Ogoh-ogoh Br Sasih kini telah memasuki fase penyelesaian yang sangat krusial dan mendalam. Saat ini, waktu pengerjaan hanya tersisa H-12 menjelang malam Pengerupukan Nyepi Caka 1948 di Kota Denpasar. Momentum ini pun menjadi sangat emosional bagi seluruh anggota STT. Dharma Subhiksa di Banjar Sasih, Panjer. Dedikasi kolektif selama berbulan-bulan mulai menampakkan hasil akhirnya yang sangat megah, gagah, dan artistik.

Dengan memegang teguh semangat “Nikmati proses yang ada”, pengerjaan karya seni ini bukan sekadar untuk mengejar kemenangan dalam ajang perlombaan. Sebaliknya, proses kreatif ini merupakan wujud nyata dari kreativitas pemuda lokal Bali dalam menjaga serta melestarikan tradisi luhur yang sudah ada sejak lama.

Detail Visual Luar Biasa Ogoh-ogoh Br Sasih

Dalam tahap pengerjaan terkini yang terpantau di balai banjar, Ogoh-ogoh Br Sasih menampilkan struktur anatomi yang sangat kompleks. Berdasarkan pengamatan langsung di lokasi, terlihat kerangka dasar yang menjulang tinggi dengan penggunaan penyangga besi yang sangat kokoh. Penyangga tersebut berfungsi secara vital untuk menopang beban figur raksasa agar tetap stabil saat diarak mengelilingi desa nanti.

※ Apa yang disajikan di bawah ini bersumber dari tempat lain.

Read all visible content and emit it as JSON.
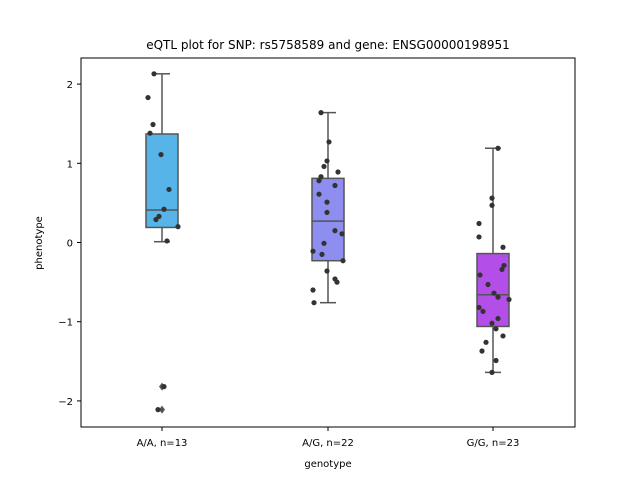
{
  "chart_data": {
    "type": "box",
    "title": "eQTL plot for SNP: rs5758589 and gene: ENSG00000198951",
    "xlabel": "genotype",
    "ylabel": "phenotype",
    "ylim": [
      -2.3,
      2.3
    ],
    "yticks": [
      -2,
      -1,
      0,
      1,
      2
    ],
    "grid": false,
    "categories": [
      "A/A, n=13",
      "A/G, n=22",
      "G/G, n=23"
    ],
    "colors": [
      "#56b4e9",
      "#8e8ef0",
      "#b44ee9"
    ],
    "boxes": [
      {
        "q1": 0.19,
        "median": 0.41,
        "q3": 1.37,
        "whisker_low": 0.01,
        "whisker_high": 2.13,
        "outliers": [
          -1.82,
          -2.11
        ]
      },
      {
        "q1": -0.23,
        "median": 0.27,
        "q3": 0.81,
        "whisker_low": -0.76,
        "whisker_high": 1.64,
        "outliers": []
      },
      {
        "q1": -1.06,
        "median": -0.66,
        "q3": -0.14,
        "whisker_low": -1.64,
        "whisker_high": 1.19,
        "outliers": []
      }
    ],
    "points": [
      [
        2.13,
        1.83,
        1.49,
        1.38,
        1.11,
        0.67,
        0.42,
        0.33,
        0.29,
        0.2,
        0.02,
        -1.82,
        -2.11
      ],
      [
        1.64,
        1.27,
        1.03,
        0.96,
        0.89,
        0.83,
        0.78,
        0.72,
        0.61,
        0.51,
        0.38,
        0.15,
        0.11,
        -0.01,
        -0.11,
        -0.15,
        -0.23,
        -0.36,
        -0.46,
        -0.5,
        -0.6,
        -0.76
      ],
      [
        1.19,
        0.56,
        0.47,
        0.24,
        0.07,
        -0.06,
        -0.29,
        -0.34,
        -0.41,
        -0.53,
        -0.64,
        -0.69,
        -0.82,
        -0.87,
        -0.96,
        -1.02,
        -1.09,
        -1.18,
        -1.26,
        -1.37,
        -1.49,
        -1.64,
        -0.72
      ]
    ]
  }
}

Selain struktur yang kuat, salah satu figur utama tampak sangat menonjol dengan balutan warna hijau pekat yang ikonik. Pemilihan warna ini memberikan kesan karakter yang sangat kuat, berwibawa, sekaligus memiliki aura misterius yang ekspresif bagi siapa pun yang melihatnya.

Keunggulan Kreatif Ogoh-ogoh Br Sasih Tahun Ini:

  • Struktur Bertingkat: Penggunaan kerangka tinggi menunjukkan kerumitan teknis yang sangat matang dan terencana dengan baik.
  • Teknik Pewarnaan: Gradasi warna pada figur hijau menciptakan efek tekstur kulit yang tampak hidup, nyata, dan memiliki dimensi kedalaman.
  • Detail Karakter: Adanya figur dengan banyak lengan (multi-arms) memperkuat narasi filosofis serta mitologis dari karakter yang diangkat tahun ini.
  • Material Ramah Lingkungan: Sesuai dengan arahan pemerintah, pengerjaan mahakarya ini tetap mengutamakan bahan-bahan alami yang tidak merusak alam sekitar.

Persiapan STT Dharma Subhiksa Menuju Hari Raya Nyepi

Waktu yang tersisa sebanyak 12 hari merupakan fase penyempurnaan detail akhir yang sangat melelahkan namun membanggakan. Pengerjaan Ogoh-ogoh Br Sasih melibatkan kolaborasi erat antar generasi, mulai dari senior yang memberikan arahan hingga anggota termuda yang penuh semangat. Oleh karena itu, setiap goresan kuas pada figur hijau ini membawa pesan budaya yang sangat kuat bagi masyarakat luas.

Para anggota sekaa truna bekerja bahu-membahu hingga larut malam demi memastikan kualitas estetika tetap terjaga. Mereka percaya bahwa hasil yang indah hanya bisa dicapai melalui kerja keras dan ketulusan hati. Untuk informasi jadwal parade selengkapnya, Anda dapat mengunjungi situs resmi Pemerintah Kota Denpasar. Selain itu, silakan lihat koleksi mahakarya kami tahun lalu di halaman Galeri STT Dharma Subhiksa.

Bagi masyarakat luas, melihat setiap progres dari Ogoh-ogoh Br Sasih adalah sebuah pengalaman inspiratif yang luar biasa. Mari kita nantikan bersama hasil akhirnya saat mahakarya ini menari dengan gagah di bawah cahaya lampu jalanan Panjer pada malam Pengerupukan nanti.